With a close semiotic reading of the waiting rooms of partner GP clinics, this paper offers a typology of the temporalities and identities constructed through: the built environment; the information and advice literature; the seating arrangements; the soundscapes; the time-management devices; the populations and the assortment of other objects of the waiting room.

Building on Bishop’s (2013) conceptualisation of the waiting room as the potential time-space of an ‘initiatory event’ and ‘an entrance into imaginative and experiential depth’ (p.140), this paper will explore how its semiotic analysis can be deployed to create participatory, collaborative innovations within clinical waiting rooms, to reconstruct waiters as active, empowered and creative actants within their healthcare, their polis and their lives.

References

Bishop, Peter (2013) Surveying “The Waiting Room”. Architectural Theory Review. 18:2. 135-149.
Schweizer, Harold (2008) On Waiting. New York & London: Routledge.

‘The time can be quite heavy’: collaborative story-sharing workshops on end-of-life temporalities and waiting

with Kelechi Anucha

Ageing, Illness, Care in Cultural and Literary Narrative
University of Huddersfield, 5-6 September 2019

Chronicity and Crisis: Time in the Medical Humanities
Montclair State University, 25-26 October 2019

Qualitative Research Symposium
University of Bath, 29 January 2020

I now propose the bottle as hero.  Not just the bottle of gin or wine, but bottle in its older sense of container in general, a thing that holds something else. (Le Guin, 1996: 150)

As part of the Waiting Times research project (Exeter and Birkbeck), we have collaboratively developed a programme of workshops with the nurses, professional carers, volunteers and service-users of Hospiscare’s day hospice in Honiton.  The project is called Messages in Bottles, using the bottle as a metaphorical (and literal) container of stories shared and created in the workshop space.  We told stories together over several weeks and then presented them as a showcase for the extended hospice community (including friends, relatives, former and future service-users).

Through telling and creating together, the stories not only produced and brought into the present some past and distant narratives, but also constituted the group as a collective, embodied and time-situated narrative, responsible to each other in the sense expressed by Haraway (2016): ‘[r]esponse-ability is about both presence and absence, killing and nurturing, living and dying – and remembering who lives and who dies and how’ (28).  As such, not only did we generate tales of other temporalities but we made a temporality of shared waiting in the group of the type delineated by Schweizer who, developing ideas by Simone Weil, argues that ‘to wait with the dying is not a matter of length or efficacy but of proximity and sympathy’ (Schweitzer, 2008: 89).

This paper details the work that we did and the implications it has for developing an ethics of public engaged co-created research through story-telling with those ageing or at the end of life.  The paper culturally contextualises the narratives produced, analysing how they both intertextually follow and diverge from literary narratives, and their implicit models.

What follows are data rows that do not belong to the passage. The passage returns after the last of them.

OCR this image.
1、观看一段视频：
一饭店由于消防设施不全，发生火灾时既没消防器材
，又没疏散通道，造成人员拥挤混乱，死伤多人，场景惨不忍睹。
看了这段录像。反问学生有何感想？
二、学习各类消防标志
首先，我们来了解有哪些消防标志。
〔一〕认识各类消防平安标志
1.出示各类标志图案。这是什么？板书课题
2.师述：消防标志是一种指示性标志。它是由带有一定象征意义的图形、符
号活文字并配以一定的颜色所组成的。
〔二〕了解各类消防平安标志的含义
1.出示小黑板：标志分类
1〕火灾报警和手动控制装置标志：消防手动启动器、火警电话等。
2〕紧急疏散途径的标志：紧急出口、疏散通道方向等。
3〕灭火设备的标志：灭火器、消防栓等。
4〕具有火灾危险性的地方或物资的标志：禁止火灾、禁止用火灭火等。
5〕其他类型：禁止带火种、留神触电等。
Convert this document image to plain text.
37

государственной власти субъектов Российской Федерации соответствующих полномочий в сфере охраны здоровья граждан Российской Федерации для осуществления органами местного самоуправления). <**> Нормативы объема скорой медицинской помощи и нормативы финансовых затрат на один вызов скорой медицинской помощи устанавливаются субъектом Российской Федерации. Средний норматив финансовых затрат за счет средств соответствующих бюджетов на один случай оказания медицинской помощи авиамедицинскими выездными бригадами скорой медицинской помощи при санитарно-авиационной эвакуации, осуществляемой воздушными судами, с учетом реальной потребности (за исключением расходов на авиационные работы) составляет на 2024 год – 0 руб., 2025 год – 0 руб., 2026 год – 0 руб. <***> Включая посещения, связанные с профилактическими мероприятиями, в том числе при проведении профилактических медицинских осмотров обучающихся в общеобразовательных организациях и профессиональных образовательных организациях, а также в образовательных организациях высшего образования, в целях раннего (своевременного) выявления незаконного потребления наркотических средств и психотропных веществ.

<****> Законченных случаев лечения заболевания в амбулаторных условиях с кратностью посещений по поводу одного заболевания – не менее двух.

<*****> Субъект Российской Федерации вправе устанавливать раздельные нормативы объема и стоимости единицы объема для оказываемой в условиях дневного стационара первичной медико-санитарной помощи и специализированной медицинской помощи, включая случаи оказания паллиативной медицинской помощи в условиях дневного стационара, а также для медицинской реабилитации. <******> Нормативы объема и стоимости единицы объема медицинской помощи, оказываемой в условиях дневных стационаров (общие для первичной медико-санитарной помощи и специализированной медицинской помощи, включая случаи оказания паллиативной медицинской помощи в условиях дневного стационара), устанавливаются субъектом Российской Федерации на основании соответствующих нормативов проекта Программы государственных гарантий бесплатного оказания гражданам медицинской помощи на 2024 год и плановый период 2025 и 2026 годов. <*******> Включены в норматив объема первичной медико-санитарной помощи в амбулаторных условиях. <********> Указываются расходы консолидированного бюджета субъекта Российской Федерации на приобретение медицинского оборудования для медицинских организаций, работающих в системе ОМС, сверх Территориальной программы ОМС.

Importantly, our work demonstrated how such co-creation and collaboration not only flattens hierarchies of care (and between researchers and ‘participants’) but confounds and re-imagines culturally dominant narratives of the elderly and dying as othered, passive and demanding selves, presenting instead a model of agency through partnership, autonomy through interdependence and self-expression through collective work and time.

References:

Haraway D (2016) Staying with the Trouble: Making Kin in the Chthulucene. Durham and London: Duke University Press.

Le Guin U (1996) The Carrier Bag Theory of Fiction. In: Glotfelty C and Fromm H (eds) Landmarks in Literary Ecology. Athens and London: The University of Georgia Press, pp.149-.

Schweizer H (2008) On Waiting. New York and London: Routledge.